On generalization of the Freudental's theorem for compact irreducible standard polyhedric representation for superparacompact complete metrizable spaces

TL;DR

This paper extends Freudenthal's theorem for superparacompact spaces and reinforces key universality theorems for products involving Hilbert cubes and Baire spaces within strongly metrizable spaces.

Contribution

It generalizes Freudenthal's theorem for superparacompact spaces and strengthens universality results of Morita and Nagata theorems in this context.

Findings

Generalized Freudenthal's theorem for superparacompact complete metrizable spaces.

Reinforced Morita's universality theorem for products involving Hilbert cube and Baire space.

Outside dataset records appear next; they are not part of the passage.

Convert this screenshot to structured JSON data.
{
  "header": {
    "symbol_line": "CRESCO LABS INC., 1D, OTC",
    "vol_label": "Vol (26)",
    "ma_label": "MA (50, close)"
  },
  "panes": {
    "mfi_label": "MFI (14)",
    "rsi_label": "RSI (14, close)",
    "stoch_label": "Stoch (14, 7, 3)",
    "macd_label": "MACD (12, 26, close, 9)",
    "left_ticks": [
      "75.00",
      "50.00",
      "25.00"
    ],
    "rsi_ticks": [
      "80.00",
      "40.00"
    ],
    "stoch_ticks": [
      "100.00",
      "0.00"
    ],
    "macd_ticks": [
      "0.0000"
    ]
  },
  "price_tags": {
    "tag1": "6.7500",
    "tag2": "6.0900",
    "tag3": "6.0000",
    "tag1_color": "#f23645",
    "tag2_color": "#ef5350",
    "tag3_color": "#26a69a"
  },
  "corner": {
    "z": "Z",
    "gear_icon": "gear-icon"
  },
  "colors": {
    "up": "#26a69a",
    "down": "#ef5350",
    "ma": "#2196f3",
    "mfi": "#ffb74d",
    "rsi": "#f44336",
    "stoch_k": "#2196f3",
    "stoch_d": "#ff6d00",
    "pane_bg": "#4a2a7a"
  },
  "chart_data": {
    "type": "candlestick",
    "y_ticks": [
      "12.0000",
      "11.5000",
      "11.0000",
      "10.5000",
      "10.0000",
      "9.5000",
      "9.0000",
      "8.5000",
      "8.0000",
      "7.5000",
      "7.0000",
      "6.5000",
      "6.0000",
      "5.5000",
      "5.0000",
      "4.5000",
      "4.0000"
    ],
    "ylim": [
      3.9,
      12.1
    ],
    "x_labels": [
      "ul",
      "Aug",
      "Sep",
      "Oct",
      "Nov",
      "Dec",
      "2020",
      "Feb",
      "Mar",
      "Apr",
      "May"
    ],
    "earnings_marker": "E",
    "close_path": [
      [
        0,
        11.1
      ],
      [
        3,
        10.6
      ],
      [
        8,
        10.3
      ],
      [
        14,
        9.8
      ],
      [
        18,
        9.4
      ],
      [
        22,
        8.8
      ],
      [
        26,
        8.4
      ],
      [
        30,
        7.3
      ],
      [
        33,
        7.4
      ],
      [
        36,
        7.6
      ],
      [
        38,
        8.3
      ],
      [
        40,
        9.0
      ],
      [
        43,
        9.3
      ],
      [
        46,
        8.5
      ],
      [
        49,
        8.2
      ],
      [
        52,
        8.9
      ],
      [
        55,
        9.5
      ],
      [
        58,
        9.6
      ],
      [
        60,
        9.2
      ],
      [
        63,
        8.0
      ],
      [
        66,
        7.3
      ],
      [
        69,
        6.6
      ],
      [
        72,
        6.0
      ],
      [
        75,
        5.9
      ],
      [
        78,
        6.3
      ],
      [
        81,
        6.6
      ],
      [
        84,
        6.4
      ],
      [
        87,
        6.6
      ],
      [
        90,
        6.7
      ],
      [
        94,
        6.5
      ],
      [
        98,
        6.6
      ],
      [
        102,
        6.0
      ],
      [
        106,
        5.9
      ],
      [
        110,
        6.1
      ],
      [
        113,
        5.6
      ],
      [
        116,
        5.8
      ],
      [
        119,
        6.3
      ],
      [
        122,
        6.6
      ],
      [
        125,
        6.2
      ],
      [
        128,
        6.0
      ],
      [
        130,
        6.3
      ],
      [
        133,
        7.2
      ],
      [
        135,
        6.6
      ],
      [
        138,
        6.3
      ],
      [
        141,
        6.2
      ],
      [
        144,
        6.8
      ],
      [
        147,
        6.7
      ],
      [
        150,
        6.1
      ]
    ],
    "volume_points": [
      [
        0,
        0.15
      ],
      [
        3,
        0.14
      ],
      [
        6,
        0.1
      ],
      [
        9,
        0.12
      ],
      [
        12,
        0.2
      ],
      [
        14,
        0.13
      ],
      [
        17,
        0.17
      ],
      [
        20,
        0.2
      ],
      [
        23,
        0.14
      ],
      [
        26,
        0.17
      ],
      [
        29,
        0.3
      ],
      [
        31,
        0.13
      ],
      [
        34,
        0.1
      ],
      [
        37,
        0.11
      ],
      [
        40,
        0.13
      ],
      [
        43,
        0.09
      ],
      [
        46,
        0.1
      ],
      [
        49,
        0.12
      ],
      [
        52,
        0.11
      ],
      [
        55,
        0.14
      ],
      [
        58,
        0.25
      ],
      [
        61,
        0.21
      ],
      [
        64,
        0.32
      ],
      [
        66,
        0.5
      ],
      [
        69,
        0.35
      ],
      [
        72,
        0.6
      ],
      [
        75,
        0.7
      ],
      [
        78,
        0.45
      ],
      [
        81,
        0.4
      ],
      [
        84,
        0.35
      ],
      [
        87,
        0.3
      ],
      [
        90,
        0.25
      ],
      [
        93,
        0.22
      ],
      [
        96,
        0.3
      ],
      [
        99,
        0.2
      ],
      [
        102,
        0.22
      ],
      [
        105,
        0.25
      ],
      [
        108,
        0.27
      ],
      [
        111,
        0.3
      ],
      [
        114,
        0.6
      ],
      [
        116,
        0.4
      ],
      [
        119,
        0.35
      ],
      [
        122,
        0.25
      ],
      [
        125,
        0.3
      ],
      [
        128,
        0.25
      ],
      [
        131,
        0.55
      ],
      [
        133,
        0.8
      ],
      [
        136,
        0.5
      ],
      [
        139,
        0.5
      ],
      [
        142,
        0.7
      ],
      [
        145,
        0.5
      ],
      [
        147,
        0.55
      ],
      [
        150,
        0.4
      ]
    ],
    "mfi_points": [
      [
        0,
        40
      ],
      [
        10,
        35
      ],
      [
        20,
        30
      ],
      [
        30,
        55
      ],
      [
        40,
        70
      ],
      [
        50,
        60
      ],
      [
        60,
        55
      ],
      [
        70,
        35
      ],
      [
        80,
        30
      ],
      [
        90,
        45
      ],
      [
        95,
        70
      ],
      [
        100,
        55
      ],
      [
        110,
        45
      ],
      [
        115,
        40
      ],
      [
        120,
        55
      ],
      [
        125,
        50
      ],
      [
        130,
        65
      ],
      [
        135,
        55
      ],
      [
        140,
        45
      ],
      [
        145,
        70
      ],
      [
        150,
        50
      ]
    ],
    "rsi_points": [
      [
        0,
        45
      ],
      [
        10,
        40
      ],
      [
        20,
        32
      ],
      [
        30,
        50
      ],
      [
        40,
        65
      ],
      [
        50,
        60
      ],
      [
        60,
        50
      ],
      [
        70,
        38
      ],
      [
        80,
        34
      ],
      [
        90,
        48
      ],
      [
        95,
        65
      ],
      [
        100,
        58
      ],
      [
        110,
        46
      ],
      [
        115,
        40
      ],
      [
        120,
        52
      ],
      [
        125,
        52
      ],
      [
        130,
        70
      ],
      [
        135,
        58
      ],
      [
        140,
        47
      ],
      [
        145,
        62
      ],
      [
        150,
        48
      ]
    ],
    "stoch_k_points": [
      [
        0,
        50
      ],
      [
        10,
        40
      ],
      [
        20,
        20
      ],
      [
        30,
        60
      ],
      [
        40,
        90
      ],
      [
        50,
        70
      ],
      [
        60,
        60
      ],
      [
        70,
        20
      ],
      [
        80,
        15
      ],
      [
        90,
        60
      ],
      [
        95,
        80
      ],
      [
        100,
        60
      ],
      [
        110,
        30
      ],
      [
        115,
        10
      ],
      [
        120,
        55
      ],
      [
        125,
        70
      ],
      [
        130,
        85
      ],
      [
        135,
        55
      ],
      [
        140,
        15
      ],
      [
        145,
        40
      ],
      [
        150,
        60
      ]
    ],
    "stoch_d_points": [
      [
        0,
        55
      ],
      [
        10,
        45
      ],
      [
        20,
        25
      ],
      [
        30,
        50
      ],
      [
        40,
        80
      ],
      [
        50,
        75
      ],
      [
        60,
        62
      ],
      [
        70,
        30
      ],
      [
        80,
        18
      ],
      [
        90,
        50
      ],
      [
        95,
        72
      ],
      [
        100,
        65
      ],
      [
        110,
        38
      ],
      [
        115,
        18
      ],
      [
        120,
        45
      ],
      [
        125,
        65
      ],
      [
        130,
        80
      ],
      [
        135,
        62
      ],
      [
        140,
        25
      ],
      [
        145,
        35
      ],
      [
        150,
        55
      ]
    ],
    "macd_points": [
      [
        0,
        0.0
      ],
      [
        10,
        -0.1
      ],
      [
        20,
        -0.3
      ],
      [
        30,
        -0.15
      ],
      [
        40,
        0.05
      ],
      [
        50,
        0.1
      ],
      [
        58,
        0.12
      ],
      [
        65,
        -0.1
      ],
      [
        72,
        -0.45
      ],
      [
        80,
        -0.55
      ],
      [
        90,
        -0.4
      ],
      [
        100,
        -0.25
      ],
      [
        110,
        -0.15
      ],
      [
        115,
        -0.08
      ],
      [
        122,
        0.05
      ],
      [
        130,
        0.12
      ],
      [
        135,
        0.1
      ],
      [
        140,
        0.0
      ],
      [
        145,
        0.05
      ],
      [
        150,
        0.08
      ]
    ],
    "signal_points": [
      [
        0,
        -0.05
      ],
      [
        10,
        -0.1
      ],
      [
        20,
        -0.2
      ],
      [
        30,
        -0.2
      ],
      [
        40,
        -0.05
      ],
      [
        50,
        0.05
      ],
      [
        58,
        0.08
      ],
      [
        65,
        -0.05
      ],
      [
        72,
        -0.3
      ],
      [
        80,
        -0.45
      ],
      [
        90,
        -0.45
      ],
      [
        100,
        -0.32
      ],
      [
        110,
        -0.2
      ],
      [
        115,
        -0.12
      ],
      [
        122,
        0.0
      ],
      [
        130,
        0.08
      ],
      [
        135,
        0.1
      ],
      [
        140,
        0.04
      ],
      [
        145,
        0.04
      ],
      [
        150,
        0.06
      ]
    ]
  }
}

Reinforced Nagata's universality theorem for products involving universal n-dimensional compact and Baire space.

Abstract

In this paper for superparacompact complete metrizable spaces the Freudenthal's theorem for compact irreducible standard polyhedric representation is generalized. Furthermore, for superparacompact metric spaces are reinforced: 1) the Morita's theorem about universality of the product $Q^\infty\times B(\tau)$ of Hilbert cube $Q^\infty$ to generalized Baire space $B(\tau)$ of the weight $\tau$ in the space of all strongly metrizable spaces of weight $\le \tau$; 2) the Nagata's theorem about universality of the product $\Phi^n\times B(\tau)$ of universal $n$- dimensional compact $\Phi^n$ to $B(\tau)$ in the space of all strongly metrizable spaces $\le\tau$ and dimension $dimX\le n.$